O método atual é limitado em mostrar a interação fotorreceptor-EPR porque o EPR está sendo removido durante a dissecção. Essa interação pode ser melhor estudada com métodos que utilizem clareamento e pulem a dissecção ^3,5. O encolhimento do tecido e a possível distorção são limitações inerentes a todos os métodos de fixação e limpeza do tecido, incluindo o método descrito aqui. Essas limitações devem ser reconhecidas ao interpretar os resultados obtidos com o método atual e outros métodos semelhantes. Duas etapas críticas que contribuem para o sucesso desse método incluem uma boa dissecção cirúrgica dos revestimentos oculares sem danificar a retina em combinação com a aplicação de TDE como agente de limpeza óptica. A dissecação das camadas esclera / coróide / EPR em um olho pequeno de roedor pode ser tecnicamente desafiadora e cortar a retina periférica ou o segmento anterior do olho deve ser evitado. Dominar essa técnica requer o mesmo conjunto de habilidades utilizadas na preparação da montagem plana da retina e, em nossa experiência, a destreza essencial pode ser adquirida após a realização das etapas de dissecção descritas acima em três a cinco olhos. O período de incubação para cada fase de limpeza pode ser modificado se o método tiver de ser aplicado em olhos de animais maiores (como coelhos). Se o vaso hialoide se coa melhor com uma técnica de imunomarcação modificada injetando os anticorpos primários e secundários na cavidade vítrea precisa ser explorado no futuro.

Em resumo, o método descrito aqui é baseado no desenvolvimento de técnicas descritas anteriormente para imagens de retina inteira de alta resolução, permitindo imagens dos alvos moleculares e estruturais, incluindo fluoróforos de coloração inatos e in vivo em uma retina inteira intacta e vítrea. Este método aborda várias das limitações dos métodos existentes de preparação de retina inteira intacta, oferecendo uma nova abordagem para uma visualização sem precedentes da vasculatura hialóide na retina intacta.
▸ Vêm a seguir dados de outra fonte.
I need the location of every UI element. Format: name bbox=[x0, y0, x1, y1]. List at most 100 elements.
Nenhum conflito de interesses comercial relevante.

Este trabalho foi feito no Ramo Médico da Universidade do Texas. Os autores apreciam Harald
Junge, PhD, Debora Ferrington, PhD, e Heidi Roehrich, Universidade de Minnesota, por sua ajuda na preparação da Figura 1 e do filme 2. O LO foi apoiado pelo NIEHS T32 Training Grant T32ES007254.